One such director who best conveys this idea of cinematic poetry is Robert Bresson. His cinema is one of getting at the physical essence of a story through cinematography, attempting to remove the distance between audience and image that is built from language and narrative structure. When watching the donkey in Au Hasard Balthazar, the unadorned physical presence of the animal, over the course of the running time, takes precedent over it's narrative function. That is, where did the donkey come from, where is it going, why are people treating it the way they do, why give a donkey a starring role in a film, etc. Here is a director that wants you to see things for what they are, and not as part of some extrinsic structural purpose.

I sorta look at Jean Rollin as a director who uses this Bresson-esque poetry of images to present a world of sensual decay, the crumbling remnants of man haunting those living wanderers who happen upon them. Withered headstones and crumbling statues haunt with the ghosts of humans past; the faint pall of dreams, desires and love from lives since decayed. To this, he adds surrealist fairy tale horror elements; mythical creatures (often vampires) and symbols and such.
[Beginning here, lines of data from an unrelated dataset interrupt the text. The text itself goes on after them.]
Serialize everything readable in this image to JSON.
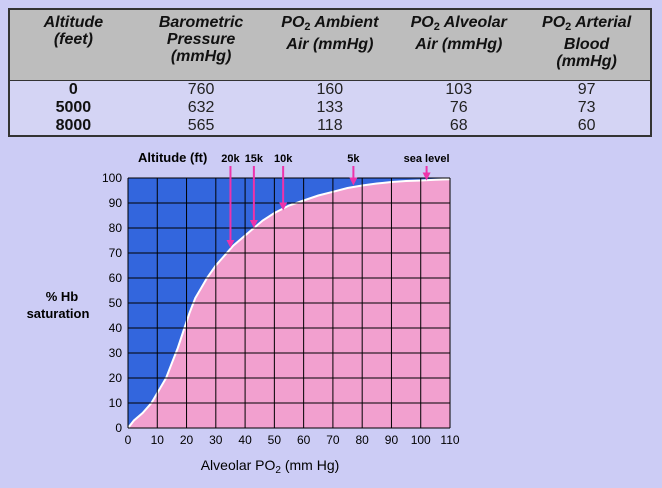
{
  "table": {
    "headers": [
      {
        "line1": "Altitude",
        "line2": "(feet)",
        "line3": ""
      },
      {
        "line1": "Barometric",
        "line2": "Pressure",
        "line3": "(mmHg)"
      },
      {
        "line1": "PO2 Ambient",
        "line2": "Air (mmHg)",
        "line3": ""
      },
      {
        "line1": "PO2  Alveolar",
        "line2": "Air (mmHg)",
        "line3": ""
      },
      {
        "line1": "PO2 Arterial",
        "line2": "Blood",
        "line3": "(mmHg)"
      }
    ],
    "rows": [
      [
        "0",
        "760",
        "160",
        "103",
        "97"
      ],
      [
        "5000",
        "632",
        "133",
        "76",
        "73"
      ],
      [
        "8000",
        "565",
        "118",
        "68",
        "60"
      ]
    ]
  },
  "chart_data": {
    "type": "area",
    "xlabel_prefix": "Alveolar PO",
    "xlabel_sub": "2",
    "xlabel_suffix": " (mm Hg)",
    "ylabel_line1": "% Hb",
    "ylabel_line2": "saturation",
    "altitude_label": "Altitude (ft)",
    "xlim": [
      0,
      110
    ],
    "ylim": [
      0,
      100
    ],
    "xticks": [
      0,
      10,
      20,
      30,
      40,
      50,
      60,
      70,
      80,
      90,
      100,
      110
    ],
    "yticks": [
      0,
      10,
      20,
      30,
      40,
      50,
      60,
      70,
      80,
      90,
      100
    ],
    "grid": true,
    "colors": {
      "above_curve": "#3366dd",
      "below_curve": "#f2a0cf",
      "arrows": "#ee33aa",
      "grid": "#000000"
    },
    "curve": {
      "x": [
        0,
        2,
        5,
        8,
        10,
        13,
        15,
        17,
        19,
        21,
        23,
        25,
        27,
        30,
        33,
        36,
        40,
        43,
        46,
        50,
        55,
        60,
        65,
        70,
        75,
        80,
        85,
        90,
        95,
        100,
        105,
        110
      ],
      "y": [
        0,
        3,
        6,
        10,
        14,
        20,
        26,
        32,
        39,
        46,
        52,
        56,
        60,
        65,
        69,
        73,
        77,
        80,
        83,
        86,
        89,
        91,
        93,
        94.5,
        96,
        97,
        97.8,
        98.4,
        98.8,
        99,
        99.3,
        99.5
      ]
    },
    "altitude_markers": [
      {
        "label": "20k",
        "x": 35,
        "y": 72
      },
      {
        "label": "15k",
        "x": 43,
        "y": 80
      },
      {
        "label": "10k",
        "x": 53,
        "y": 87
      },
      {
        "label": "5k",
        "x": 77,
        "y": 97
      },
      {
        "label": "sea level",
        "x": 102,
        "y": 99
      }
    ]
  }
}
The result is a dreamlike discord between two worlds that normally don’t find themselves colliding.

Look no further than the opening scene of La Rose de Fer, where Francoise Pascal walks along a beach. She sensually takes in the natural physicality of it all, but finds a mysterious iron rose that has washed ashore, coal black and worn. Where did this come from? She finds it beautiful, holding it up and caressing it, but it also seems to reek of death. She throws it back into the sea and continues along the shore and out of frame.

This opening scene represents, for me, a wonderful distillation of Jean Rollin’s cinema. Here we have a reoccurring location (Rollin’s favorite beach, which pops up in many of his films), and a character in a trance like enchantment of it’s tangible beauty. She finds a symbol both poetic and decayed lying amidst this ephemeral portrait of nature. This scene is also a dream, a mystery that haunts the character throughout the film.

“Dying while he was sleeping, he experienced a dream. His dream was the wave, that would climb up the beach. The wave that descends. Your eyes in these eyes. Your lips on these lips. It is to you I would like to say farewell to life. You who will cry for me until I am in the mood to cry for myself.”

She notices a young poet at some sort of get together, and he recites the above poem while looking into her eyes. They quickly fall in love, playfully chasing each other in and around an old train. The contrasting primary colors of their clothing (red and yellow, respectively) cause them to stick out amongst these remnants of industrial society. They ride their bikes to a graveyard and enter, deciding to explore and have a picnic. The couple then make love in an underground tomb, but when they exit to the surface, they find that darkness has already descended, and fear sets in as they become lost trying to find their way out.

At this point, the film becomes a two person play, tragedy from within, as they become engulfed by this graveyard over the course of a night. He tries to impose his strength and logic on the situation, scoffing at the idea that these graves are sacred, that these people are in a better place. She, on the other hand, ascribes meaning and respect to these graves, and remains haunted by the vision of the rose as she becomes paralyzed with fear.

Inevitably, she actually finds an iron rose, the same as in her dream, and this sets off something within her. This eventually inspires her to recite her own poem, coming forth as if a spirit was speaking through her, an answer to the earlier poem that initially awakened this romance within her. His poem seemed to her to be a reflection of the dream, and, resultingly, fatefully pointed her to a brief love affair, the likes of which she had never felt. As this “spirit” world engulfs her, her poem and resultant actions become, in a crumbling mind, a fulfillment of this dream; a final response to this beautiful poem she sought, not just to listen to, but to physically explore.